Japanese leaflet holders ‘rejected’ for photos of their wedding by US Army

Japanese leaflets were left at the doorstep of Japanese soldiers during the American invasion of Japan in December 1941 and were used to sell souvenirs to American troops.

Japanese soldiers were given leaflets by American soldiers that described their military duties and the Allied victory. 

The Japanese soldiers received leaflets by mail and they wrote down their names, addresses, dates and telephone numbers.

The soldiers were also given photographs of their wives and children.

The leaflets were intended to sell as souvenirs.

Japanese military authorities rejected the leaflets and sent them back.

The leaflet collectors were given a second chance to collect their war souvenirs and they have been collecting for more than 50 years. 

Now a group of Japanese war veterans is planning to put up the war souvenir posters at the ceremony. 
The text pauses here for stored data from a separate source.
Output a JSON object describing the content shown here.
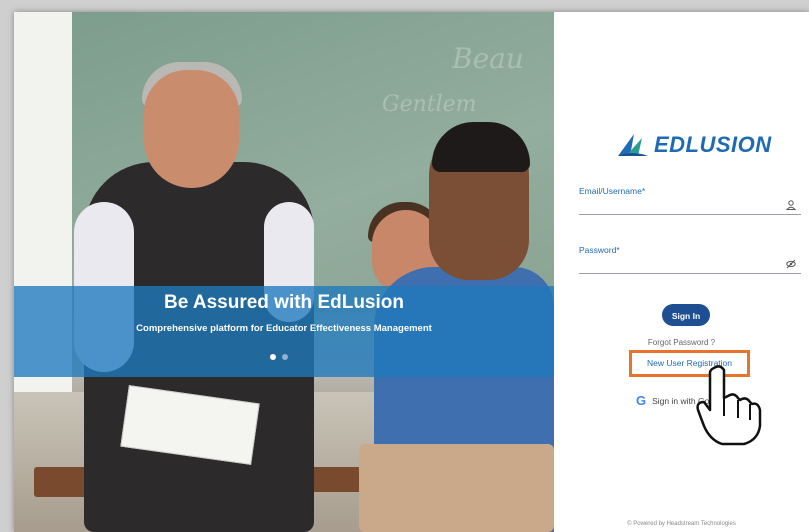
{
  "hero": {
    "chalkboard_text": [
      "Beau",
      "Gentlem"
    ],
    "banner_title": "Be Assured with EdLusion",
    "banner_subtitle": "Comprehensive platform for Educator Effectiveness Management",
    "carousel_dots": 2,
    "active_dot": 0
  },
  "login": {
    "logo_text": "EDLUSION",
    "email_label": "Email/Username*",
    "email_icon": "user-icon",
    "password_label": "Password*",
    "password_icon": "eye-slash-icon",
    "signin_label": "Sign In",
    "forgot_label": "Forgot Password ?",
    "new_user_label": "New User Registration",
    "google_icon": "G",
    "google_label": "Sign in with Go",
    "footer": "© Powered by Headstream Technologies"
  },
  "colors": {
    "brand_blue": "#1f6bb3",
    "button_blue": "#1f4f93",
    "highlight_orange": "#e8742a",
    "banner_blue": "#1e7abe"
  }
}
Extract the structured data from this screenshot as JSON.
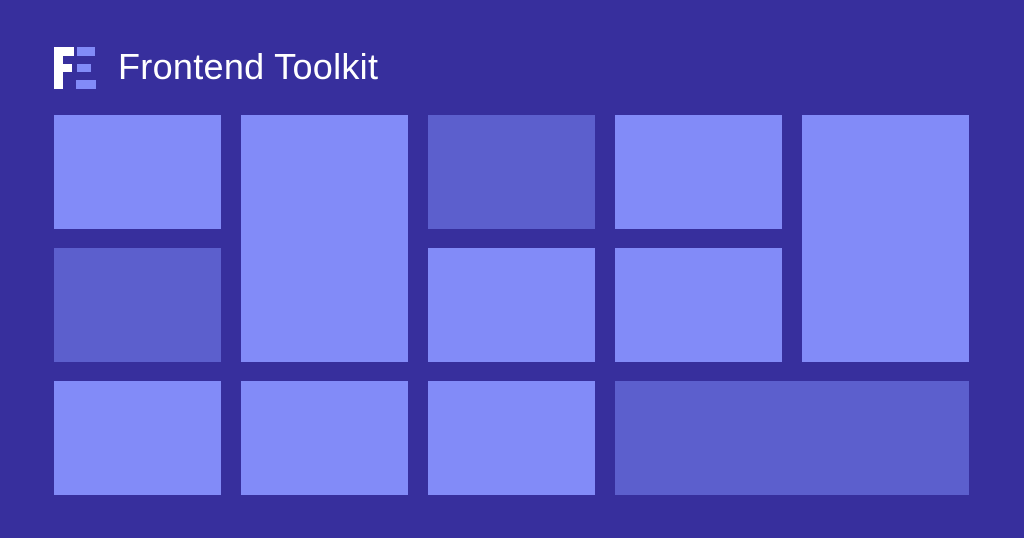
{
  "brand": {
    "title": "Frontend Toolkit",
    "logo_icon": "fe-monogram-icon"
  },
  "colors": {
    "background": "#372f9d",
    "tile_light": "#828bf8",
    "tile_dark": "#5c5fcd",
    "text": "#ffffff"
  }
}
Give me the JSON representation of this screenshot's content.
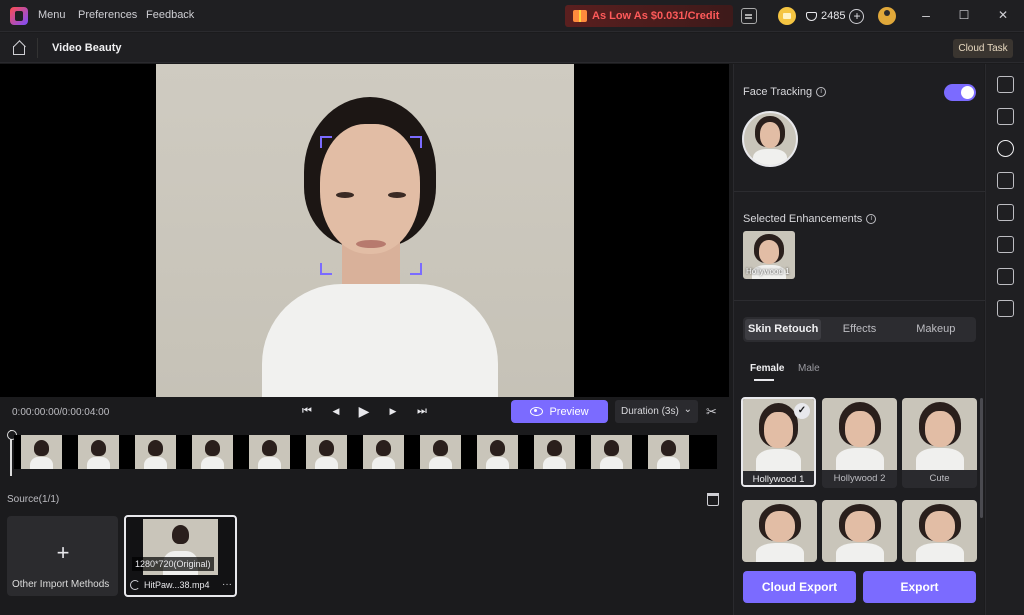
{
  "titlebar": {
    "menus": [
      "Menu",
      "Preferences",
      "Feedback"
    ],
    "promo": "As Low As $0.031/Credit",
    "credits": "2485",
    "window_controls": {
      "minimize": "–",
      "maximize": "☐",
      "close": "✕"
    }
  },
  "subbar": {
    "title": "Video Beauty",
    "cloud_task": "Cloud Task"
  },
  "playback": {
    "timecode": "0:00:00:00/0:00:04:00",
    "controls": {
      "prev": "⏮",
      "step_back": "◀",
      "play": "▶",
      "step_forward": "▶",
      "next": "⏭"
    },
    "preview_label": "Preview",
    "duration_label": "Duration (3s)",
    "dropdown_arrow": "⌄",
    "scissors": "✂"
  },
  "source": {
    "label": "Source(1/1)",
    "import_label": "Other Import Methods",
    "import_plus": "+",
    "clip": {
      "resolution": "1280*720(Original)",
      "name": "HitPaw...38.mp4",
      "more": "···"
    }
  },
  "panel": {
    "face_tracking_label": "Face Tracking",
    "face_tracking_on": true,
    "info_glyph": "i",
    "selected_label": "Selected Enhancements",
    "selected_item": "Hollywood 1",
    "tabs": [
      {
        "label": "Skin Retouch",
        "active": true
      },
      {
        "label": "Effects",
        "active": false
      },
      {
        "label": "Makeup",
        "active": false
      }
    ],
    "subtabs": [
      {
        "label": "Female",
        "active": true
      },
      {
        "label": "Male",
        "active": false
      }
    ],
    "presets": [
      {
        "label": "Hollywood 1",
        "selected": true
      },
      {
        "label": "Hollywood 2",
        "selected": false
      },
      {
        "label": "Cute",
        "selected": false
      },
      {
        "label": "",
        "selected": false
      },
      {
        "label": "",
        "selected": false
      },
      {
        "label": "",
        "selected": false
      }
    ],
    "check": "✓",
    "cloud_export": "Cloud Export",
    "export": "Export"
  },
  "rail": {
    "icons": [
      "video-enhance-icon",
      "curve-icon",
      "face-swap-icon",
      "add-module-icon",
      "edit-icon",
      "eraser-icon",
      "ai-select-icon",
      "video-plus-icon"
    ]
  },
  "colors": {
    "accent": "#7b6bff",
    "promo_text": "#ff5a5a",
    "background": "#1b1b1d"
  }
}
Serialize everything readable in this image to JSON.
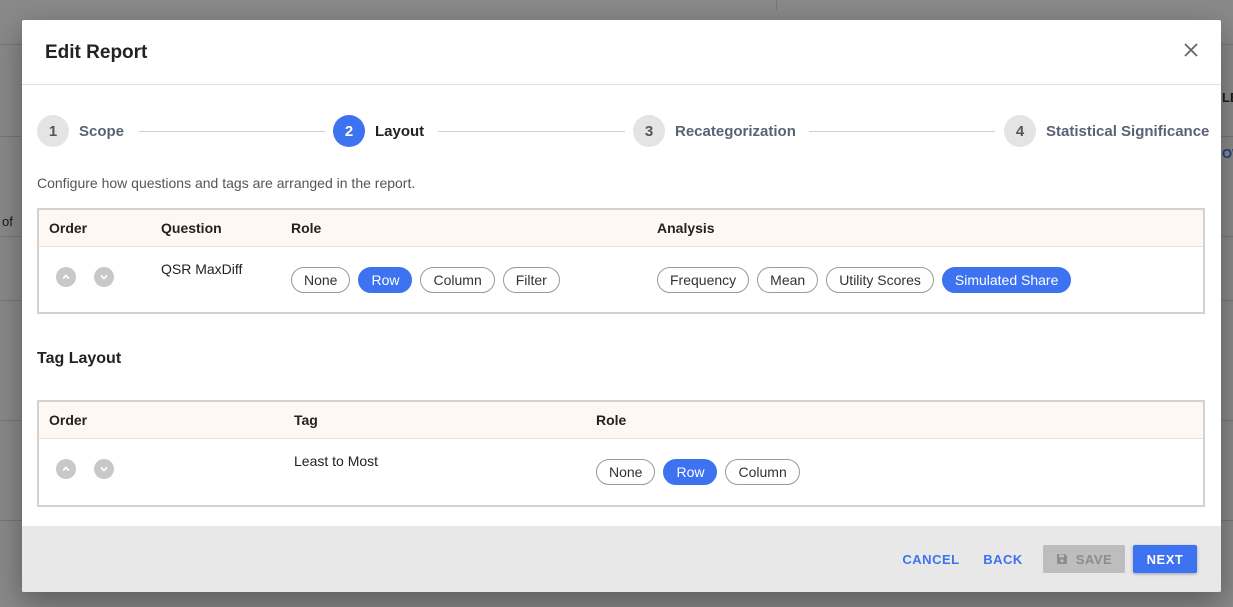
{
  "background": {
    "text_of": "of",
    "text_le": "LE",
    "text_ow": "OW"
  },
  "dialog": {
    "title": "Edit Report",
    "close_icon": "close-icon"
  },
  "stepper": {
    "steps": [
      {
        "number": "1",
        "label": "Scope",
        "active": false
      },
      {
        "number": "2",
        "label": "Layout",
        "active": true
      },
      {
        "number": "3",
        "label": "Recategorization",
        "active": false
      },
      {
        "number": "4",
        "label": "Statistical Significance",
        "active": false
      }
    ]
  },
  "description": "Configure how questions and tags are arranged in the report.",
  "question_table": {
    "headers": {
      "order": "Order",
      "question": "Question",
      "role": "Role",
      "analysis": "Analysis"
    },
    "rows": [
      {
        "question": "QSR MaxDiff",
        "roles": [
          "None",
          "Row",
          "Column",
          "Filter"
        ],
        "selected_role": "Row",
        "analyses": [
          "Frequency",
          "Mean",
          "Utility Scores",
          "Simulated Share"
        ],
        "selected_analysis": "Simulated Share"
      }
    ]
  },
  "tag_layout": {
    "title": "Tag Layout",
    "headers": {
      "order": "Order",
      "tag": "Tag",
      "role": "Role"
    },
    "rows": [
      {
        "tag": "Least to Most",
        "roles": [
          "None",
          "Row",
          "Column"
        ],
        "selected_role": "Row"
      }
    ]
  },
  "footer": {
    "cancel": "CANCEL",
    "back": "BACK",
    "save": "SAVE",
    "next": "NEXT"
  },
  "colors": {
    "accent": "#3d73f0",
    "header_bg": "#fff8f2",
    "footer_bg": "#e8e8e8"
  }
}
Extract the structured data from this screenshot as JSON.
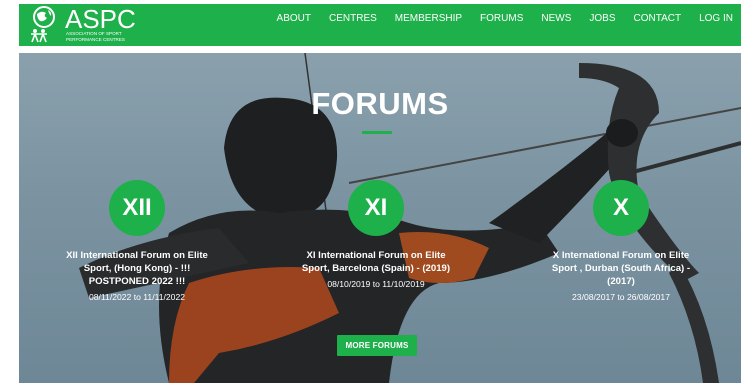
{
  "brand": {
    "name": "ASPC",
    "tagline_line1": "ASSOCIATION OF SPORT",
    "tagline_line2": "PERFORMANCE CENTRES",
    "color": "#1eb04a"
  },
  "nav": {
    "items": [
      {
        "label": "ABOUT"
      },
      {
        "label": "CENTRES"
      },
      {
        "label": "MEMBERSHIP"
      },
      {
        "label": "FORUMS"
      },
      {
        "label": "NEWS"
      },
      {
        "label": "JOBS"
      },
      {
        "label": "CONTACT"
      },
      {
        "label": "LOG IN"
      }
    ]
  },
  "hero": {
    "title": "FORUMS",
    "forums": [
      {
        "badge": "XII",
        "title": "XII International Forum on Elite Sport, (Hong Kong) - !!! POSTPONED 2022 !!!",
        "dates": "08/11/2022 to 11/11/2022"
      },
      {
        "badge": "XI",
        "title": "XI International Forum on Elite Sport, Barcelona (Spain) - (2019)",
        "dates": "08/10/2019 to 11/10/2019"
      },
      {
        "badge": "X",
        "title": "X International Forum on Elite Sport , Durban (South Africa) - (2017)",
        "dates": "23/08/2017 to 26/08/2017"
      }
    ],
    "more_label": "MORE FORUMS"
  }
}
 They have been trying to make it to the ceremony for decades but the Japanese military refused to allow them to put their war medals and medals of other countries on the posters.

The group has started a petition that aims to bring about a change in the Japanese government’s attitude towards war souveniers. 

“We want to be able to see their names on the poster and they want to have the privilege of being able to put that on their walls,” said Saitou Yoshizaki, the group’s leader. 

Yoshizaki said the group is willing to put posters up in their own homes if the government allows them to do so.

“We are not asking for money, we are just asking for the government to be more accommodating and help us out in this matter,” he said. 

Japanese War Veterans Association president Hiroshi Shimizu said he was surprised that the Japanese authorities did not allow the group to put the war medals on the leaflets. 

They are planning to take the posters to the upcoming ceremony in Hiroshima on January 8.